Along with triaging new patients, those who have already gone through the roughly five-minute assessment to determine what level of acuity they are need to be re-triaged.

Those triaged at level one, the most urgent cases such as heart attacks, need to be seen and Fraser said the department is doing well with that.

Those triaged at level two are supposed to be seen within 15 minutes and re-triaged every 15 minutes. At level three, the standard is seen within 30 minutes and re-triaged every 30 minutes. For level four is seen in one hour and re-triaged hourly and for level five, the non-urgent cases, seen within two hours and re-triaged every two hours.

In the waiting room, there can be anywhere from 25-40 patients assessed at levels 2-5 which the triage nurse is responsible for and Fraser said this makes re-triaging impossible.

Inside the emergency department are two zones. Zone one is for acutely ill patients who might be on ventilators, had a stroke or heart attack, and there are 12-14 beds.

Zone two could have 15-20 patients and care includes running intravenous medication lines, administering medications, monitoring pain management and at night changing incontinence diapers.

For each zone, Fraser said it's not uncommon to have only two nurses working and they aren't allowed to close beds when they are short staffed.

"Two people can not adequately (care for patients in these zones) for any period of time," she said. "It's just not possible."

MacDougall said along with nurse shortages in Cape Breton, it's a problem being experienced across the province and country. He believes it's even an issue across the continent.

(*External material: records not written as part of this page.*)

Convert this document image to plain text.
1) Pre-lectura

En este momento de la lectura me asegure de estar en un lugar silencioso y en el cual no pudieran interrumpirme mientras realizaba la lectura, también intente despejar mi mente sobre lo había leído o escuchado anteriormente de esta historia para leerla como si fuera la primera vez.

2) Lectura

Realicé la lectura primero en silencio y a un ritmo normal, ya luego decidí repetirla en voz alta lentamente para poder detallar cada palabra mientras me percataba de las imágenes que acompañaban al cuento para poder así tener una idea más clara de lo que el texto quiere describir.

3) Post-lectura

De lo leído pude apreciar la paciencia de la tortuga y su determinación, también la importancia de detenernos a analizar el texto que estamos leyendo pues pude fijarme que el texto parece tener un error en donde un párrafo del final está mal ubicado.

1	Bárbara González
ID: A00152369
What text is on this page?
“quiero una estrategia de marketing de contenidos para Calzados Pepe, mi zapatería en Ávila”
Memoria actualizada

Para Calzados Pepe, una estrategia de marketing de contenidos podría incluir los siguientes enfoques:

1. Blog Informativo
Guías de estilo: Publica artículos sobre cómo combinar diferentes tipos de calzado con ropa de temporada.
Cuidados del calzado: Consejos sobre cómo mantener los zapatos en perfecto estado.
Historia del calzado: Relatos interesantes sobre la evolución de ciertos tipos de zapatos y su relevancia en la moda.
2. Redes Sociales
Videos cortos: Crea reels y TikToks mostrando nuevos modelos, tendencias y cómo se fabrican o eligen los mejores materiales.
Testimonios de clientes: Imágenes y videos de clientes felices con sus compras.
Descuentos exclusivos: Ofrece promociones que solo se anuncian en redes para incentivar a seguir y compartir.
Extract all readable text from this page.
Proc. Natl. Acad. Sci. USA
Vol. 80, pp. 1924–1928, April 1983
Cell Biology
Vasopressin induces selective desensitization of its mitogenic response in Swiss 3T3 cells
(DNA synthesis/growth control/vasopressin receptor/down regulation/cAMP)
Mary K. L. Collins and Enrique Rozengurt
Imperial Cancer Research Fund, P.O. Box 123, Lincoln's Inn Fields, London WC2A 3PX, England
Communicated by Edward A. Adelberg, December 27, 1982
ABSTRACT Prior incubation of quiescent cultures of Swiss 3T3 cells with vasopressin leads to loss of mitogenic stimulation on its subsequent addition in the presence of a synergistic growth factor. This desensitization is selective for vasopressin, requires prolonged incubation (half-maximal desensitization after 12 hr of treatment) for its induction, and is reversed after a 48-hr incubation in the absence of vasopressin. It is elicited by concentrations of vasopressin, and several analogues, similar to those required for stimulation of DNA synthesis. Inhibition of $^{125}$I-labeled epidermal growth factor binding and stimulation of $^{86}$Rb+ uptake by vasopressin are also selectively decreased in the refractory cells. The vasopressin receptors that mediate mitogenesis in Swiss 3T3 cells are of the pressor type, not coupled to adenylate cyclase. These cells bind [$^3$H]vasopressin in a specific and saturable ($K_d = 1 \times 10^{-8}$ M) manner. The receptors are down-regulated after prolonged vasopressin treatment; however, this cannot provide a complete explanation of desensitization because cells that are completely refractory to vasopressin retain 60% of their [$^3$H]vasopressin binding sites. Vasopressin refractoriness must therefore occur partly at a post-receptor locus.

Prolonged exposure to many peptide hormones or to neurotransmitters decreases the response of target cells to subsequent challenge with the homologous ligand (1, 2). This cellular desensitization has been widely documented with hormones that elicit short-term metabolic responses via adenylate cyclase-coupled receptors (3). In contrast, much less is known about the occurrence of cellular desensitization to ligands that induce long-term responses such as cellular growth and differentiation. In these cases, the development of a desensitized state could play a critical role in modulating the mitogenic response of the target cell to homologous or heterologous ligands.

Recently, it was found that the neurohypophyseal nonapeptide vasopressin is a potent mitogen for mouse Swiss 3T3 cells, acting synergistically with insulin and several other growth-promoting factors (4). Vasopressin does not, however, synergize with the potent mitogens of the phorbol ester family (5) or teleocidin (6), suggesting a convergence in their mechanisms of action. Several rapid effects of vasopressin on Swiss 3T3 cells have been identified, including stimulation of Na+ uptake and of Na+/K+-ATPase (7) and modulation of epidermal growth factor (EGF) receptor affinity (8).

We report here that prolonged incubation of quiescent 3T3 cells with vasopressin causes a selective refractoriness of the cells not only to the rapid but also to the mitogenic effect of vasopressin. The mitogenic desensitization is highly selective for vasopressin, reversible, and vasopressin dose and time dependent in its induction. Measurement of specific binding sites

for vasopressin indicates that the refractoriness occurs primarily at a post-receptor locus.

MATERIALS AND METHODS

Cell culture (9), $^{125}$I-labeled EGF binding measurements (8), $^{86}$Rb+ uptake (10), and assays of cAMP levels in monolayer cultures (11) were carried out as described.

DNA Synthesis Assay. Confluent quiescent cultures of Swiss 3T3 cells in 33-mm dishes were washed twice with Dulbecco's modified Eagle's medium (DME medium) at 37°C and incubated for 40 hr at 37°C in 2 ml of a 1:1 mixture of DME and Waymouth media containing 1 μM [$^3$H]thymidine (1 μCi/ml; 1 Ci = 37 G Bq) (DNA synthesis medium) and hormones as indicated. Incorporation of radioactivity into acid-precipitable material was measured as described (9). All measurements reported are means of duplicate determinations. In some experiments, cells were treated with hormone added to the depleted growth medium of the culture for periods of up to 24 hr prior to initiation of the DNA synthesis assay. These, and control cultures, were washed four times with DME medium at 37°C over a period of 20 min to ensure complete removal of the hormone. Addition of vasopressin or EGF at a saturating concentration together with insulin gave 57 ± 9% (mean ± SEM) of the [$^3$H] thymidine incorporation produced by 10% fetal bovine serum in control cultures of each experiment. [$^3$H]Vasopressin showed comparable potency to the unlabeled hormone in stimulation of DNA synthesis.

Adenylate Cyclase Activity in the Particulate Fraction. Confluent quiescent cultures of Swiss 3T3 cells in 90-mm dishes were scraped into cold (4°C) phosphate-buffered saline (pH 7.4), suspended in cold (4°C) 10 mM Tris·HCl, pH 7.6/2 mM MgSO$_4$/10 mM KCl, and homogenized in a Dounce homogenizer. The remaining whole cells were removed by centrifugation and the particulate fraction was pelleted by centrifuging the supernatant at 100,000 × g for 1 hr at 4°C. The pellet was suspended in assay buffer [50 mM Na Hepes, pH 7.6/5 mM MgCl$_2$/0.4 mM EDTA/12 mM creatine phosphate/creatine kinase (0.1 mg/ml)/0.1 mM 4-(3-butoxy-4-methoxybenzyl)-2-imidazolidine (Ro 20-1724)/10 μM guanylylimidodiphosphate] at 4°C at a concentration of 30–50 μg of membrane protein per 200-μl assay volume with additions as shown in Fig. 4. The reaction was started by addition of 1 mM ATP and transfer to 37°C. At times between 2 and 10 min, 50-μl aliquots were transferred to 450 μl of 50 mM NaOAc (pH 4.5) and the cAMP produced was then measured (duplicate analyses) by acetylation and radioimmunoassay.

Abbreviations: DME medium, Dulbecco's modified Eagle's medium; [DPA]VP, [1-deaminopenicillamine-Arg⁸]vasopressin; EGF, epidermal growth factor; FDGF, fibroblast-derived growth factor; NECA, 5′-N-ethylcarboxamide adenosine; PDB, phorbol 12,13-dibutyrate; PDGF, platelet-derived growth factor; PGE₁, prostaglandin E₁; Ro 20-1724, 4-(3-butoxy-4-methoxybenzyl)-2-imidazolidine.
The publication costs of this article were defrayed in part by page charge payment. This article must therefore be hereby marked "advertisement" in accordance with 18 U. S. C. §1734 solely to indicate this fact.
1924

"We might not be able to go out and hire emergency room nurses given those scarce resources (nationwide) but we think there are things we can do in the short term to help support the team.

"We understand the amount of pressure that they are under. We appreciate their dedication and we know they are trying to provide the highest level of care they can. We know it is a challenging situation. We're here to listen. We're open to any suggestions for solutions they might have."